Yvette Wohlfahrt und Florian Franke lassen ihren Naturweinen sehr viel Zeit.

Thomas Ehlke

Bei Rheingau denkt man an Riesling, Schlösser, jahrhundertealte Weinbautraditionen. Naturwein kommt einem da nicht in den Sinn. Doch hier tut sich etwas auf dem Gebiet. Eine Gruppe junger Winzerinnen und Winzer hat begonnen, das Thema in der Region zu etablieren. Noch stecken sie in den Anfängen: Bewirtschaftete Fläche und erzeugte Weinmenge sind noch gering, aber die Protagonisten haben ihr Ziel, diese Art von Weinbau und Weinen im Rheingau zu etablieren, fest ins Auge gefasst. Erste wahrnehmbare Impulse setzten sie bei der Premiere einer Naturwein-Messe in Oestrich-Winkel. Unter dem Namen „Die Glugg“ präsentierten dort sieben Weingüter ihre Naturweine.
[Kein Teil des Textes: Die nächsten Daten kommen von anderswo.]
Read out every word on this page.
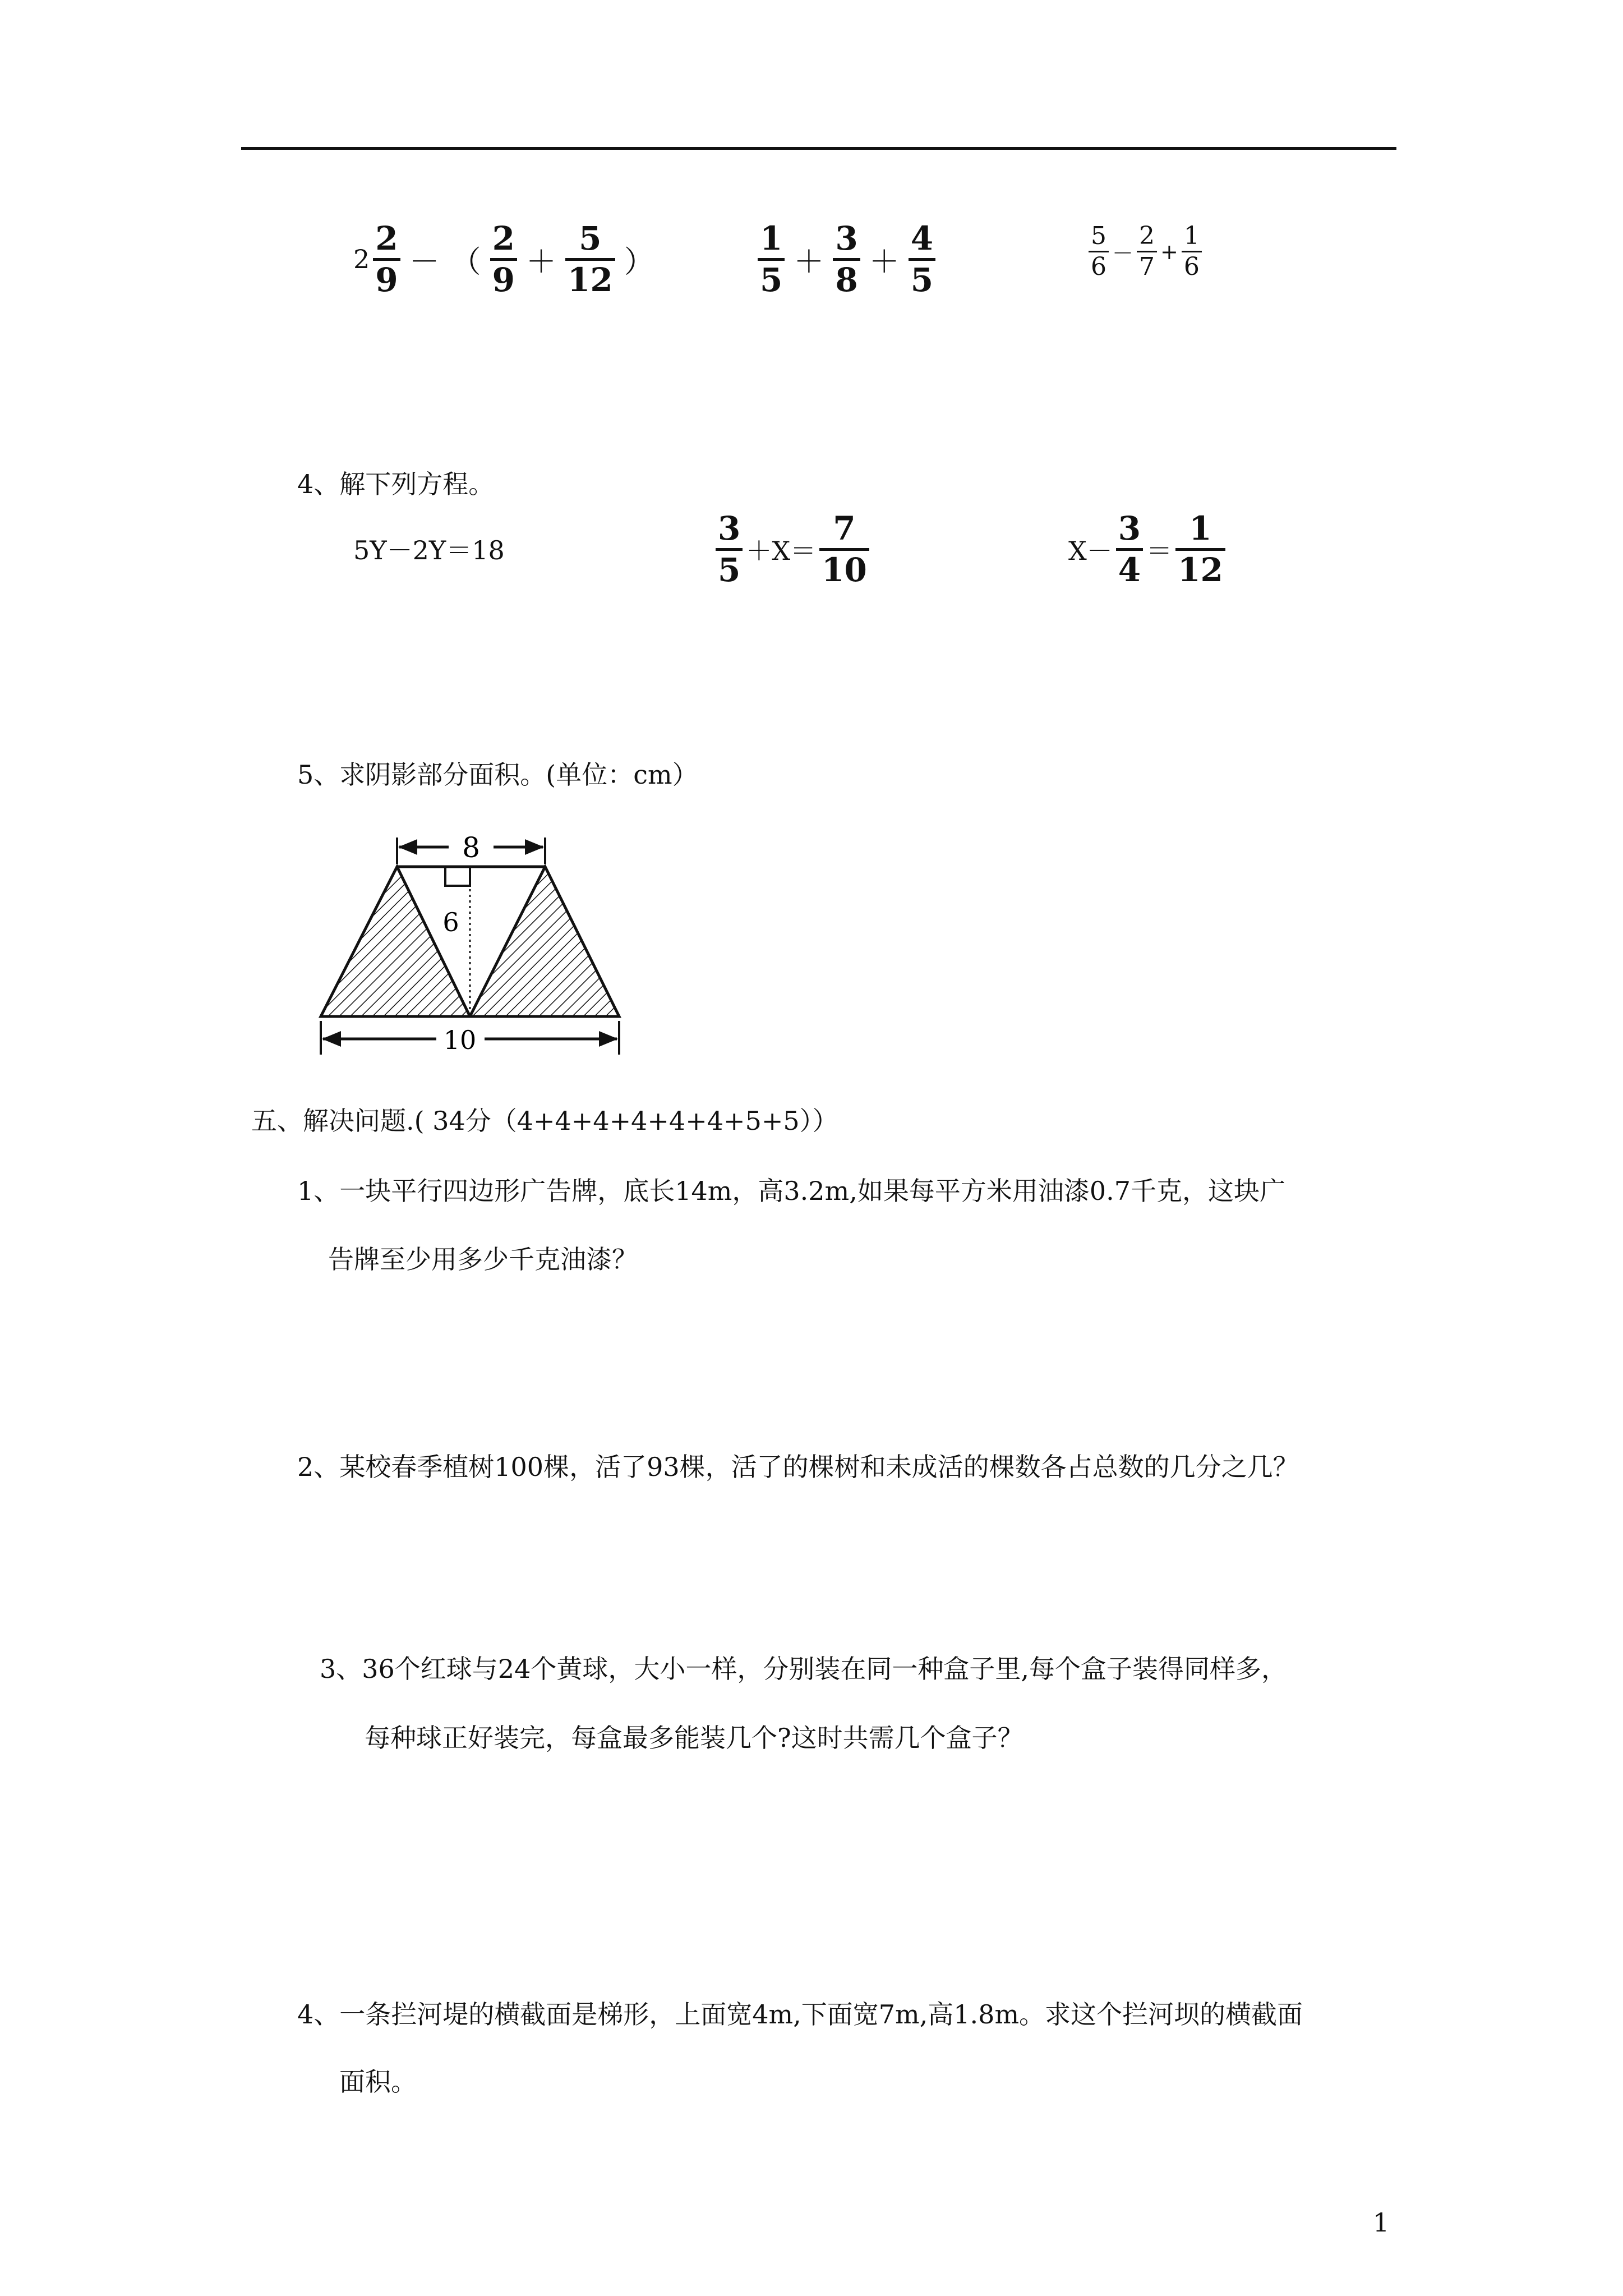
2
2
9 － （
2
9 ＋
5
12 ）
1
5 ＋
3
8 ＋
4
5	$\frac{5}{6} - \frac{2}{7} + \frac{1}{6}$
4、解下列方程。
5Y－2Y＝18
3
5 ＋X＝
7
10	X－
3
4 ＝
1
12
5、求阴影部分面积。(单位：cm）
8
6
10
五、解决问题.( 34分（4+4+4+4+4+4+5+5））
1、一块平行四边形广告牌，底长14m，高3.2m,如果每平方米用油漆0.7千克，这块广
告牌至少用多少千克油漆？
2、某校春季植树100棵，活了93棵，活了的棵树和未成活的棵数各占总数的几分之几？
3、36个红球与24个黄球，大小一样，分别装在同一种盒子里,每个盒子装得同样多，
每种球正好装完，每盒最多能装几个?这时共需几个盒子？
4、一条拦河堤的横截面是梯形，上面宽4m,下面宽7m,高1.8m。求这个拦河坝的横截面
面积。
1
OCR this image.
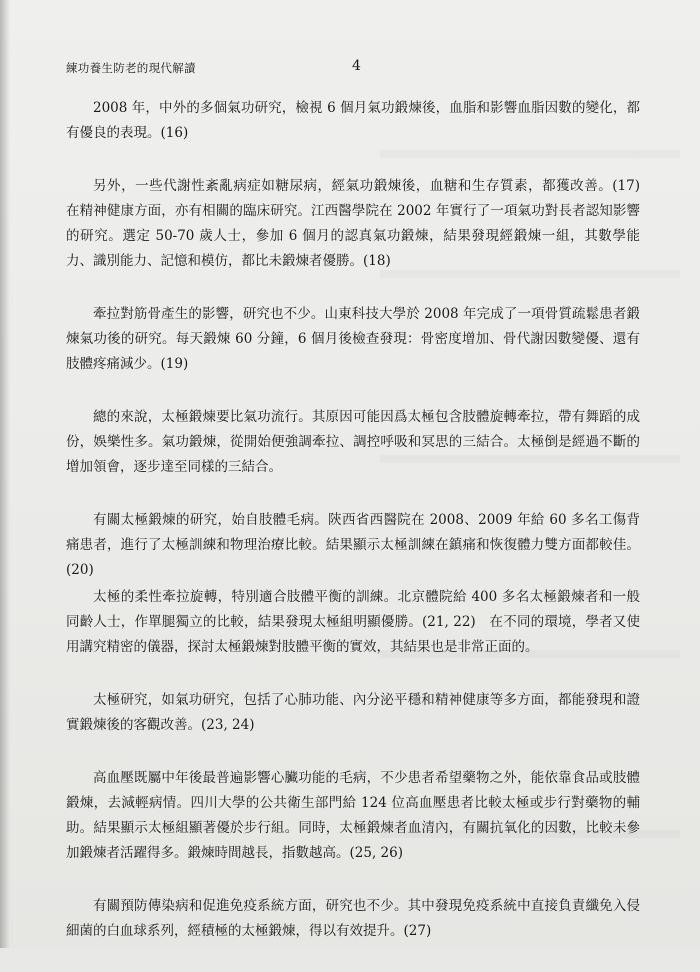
練功養生防老的現代解讀	4

2008 年，中外的多個氣功研究，檢視 6 個月氣功鍛煉後，血脂和影響血脂因數的變化，都有優良的表現。(16)

另外，一些代謝性紊亂病症如糖尿病，經氣功鍛煉後，血糖和生存質素，都獲改善。(17)　在精神健康方面，亦有相關的臨床研究。江西醫學院在 2002 年實行了一項氣功對長者認知影響的研究。選定 50-70 歲人士，參加 6 個月的認真氣功鍛煉，結果發現經鍛煉一組，其數學能力、識別能力、記憶和模仿，都比未鍛煉者優勝。(18)

牽拉對筋骨產生的影響，研究也不少。山東科技大學於 2008 年完成了一項骨質疏鬆患者鍛煉氣功後的研究。每天鍛煉 60 分鐘，6 個月後檢查發現：骨密度增加、骨代謝因數變優、還有肢體疼痛減少。(19)

總的來說，太極鍛煉要比氣功流行。其原因可能因爲太極包含肢體旋轉牽拉，帶有舞蹈的成份，娛樂性多。氣功鍛煉，從開始便強調牽拉、調控呼吸和冥思的三結合。太極倒是經過不斷的增加領會，逐步達至同樣的三結合。

有關太極鍛煉的研究，始自肢體毛病。陝西省西醫院在 2008、2009 年給 60 多名工傷背痛患者，進行了太極訓練和物理治療比較。結果顯示太極訓練在鎮痛和恢復體力雙方面都較佳。(20)

太極的柔性牽拉旋轉，特別適合肢體平衡的訓練。北京體院給 400 多名太極鍛煉者和一般同齡人士，作單腿獨立的比較，結果發現太極組明顯優勝。(21, 22)　在不同的環境，學者又使用講究精密的儀器，探討太極鍛煉對肢體平衡的實效，其結果也是非常正面的。

太極研究，如氣功研究，包括了心肺功能、內分泌平穩和精神健康等多方面，都能發現和證實鍛煉後的客觀改善。(23, 24)

高血壓既屬中年後最普遍影響心臟功能的毛病，不少患者希望藥物之外，能依靠食品或肢體鍛煉，去減輕病情。四川大學的公共衛生部門給 124 位高血壓患者比較太極或步行對藥物的輔助。結果顯示太極組顯著優於步行組。同時，太極鍛煉者血清內，有關抗氧化的因數，比較未參加鍛煉者活躍得多。鍛煉時間越長，指數越高。(25, 26)

有關預防傳染病和促進免疫系統方面，研究也不少。其中發現免疫系統中直接負責纖免入侵細菌的白血球系列，經積極的太極鍛煉，得以有效提升。(27)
„Egal wer sich in welcher Phase befindet - ob er oder sie am Anfang steht oder schon fest im Sattel sitzt: Wir wollen das Thema gemeinsam angehen, damit nicht jeder für sich allein kämpfen muss“, erklärt Yvette Wohlfahrt. Zusammen mit ihrem Partner Florian Franke betreibt die examinierte Önologin ein 0,8 Hektar kleines Weingut in Geisenheim. Yvette und Flo(rian) stehen sinnbildlich für die noch junge Szene. Beide sind Quereinsteiger in den Weinbau, kommen aus Familien ohne Weintradition und stammen auch nicht aus der Region. Kennengelernt haben sich die Thüringerin und der Bayer beim Weinbaustudium in Geisenheim. Das ist auch der Ort, an dem sie heute ihr Weingut betreiben. Dass dies im Nebenerwerb geschieht – sie ist Dozentin an der Hochschule Geisenheim, er arbeitet als Kellermeister und Außenbetriebsleiter beim Sekthersteller Schloss Vaux -, eröffnet dem Paar ökonomische Freiräume zur Weinerzeugung.

 

“Man muss mutiger und geduldiger werden”

Cosima Lindenauer und Niklas Eisenacher wollen mit ihrem Weingut Prana Naturwein und Yoga verbinden.

Thomas Ehlke

In ihrem öko-zertifizierten Betrieb liegt der Fokus auf der akribischen Arbeit im Weinberg. Im Keller arbeiten die beiden mit Maischestandzeit sowie Spontan- und Maischegärung. „Man muss mutiger und geduldiger werden und darf nicht direkt eingreifen, wenn mal was nicht so läuft“, lenkt Flo Franke den Blick auf einen für ihn und Yvette Wohlfahrt wichtigen Faktor im Keller: Zeit. Die meisten ihrer Weine lagern mindestens zwei Jahre im Fass, bevor sie unfiltriert auf die Flasche kommen. „Da kommt nichts rein und nichts raus – und möglichst auch kein Schwefel“, bringt Flo die Naturwein-Philosophie ihres Gutes auf den Punkt.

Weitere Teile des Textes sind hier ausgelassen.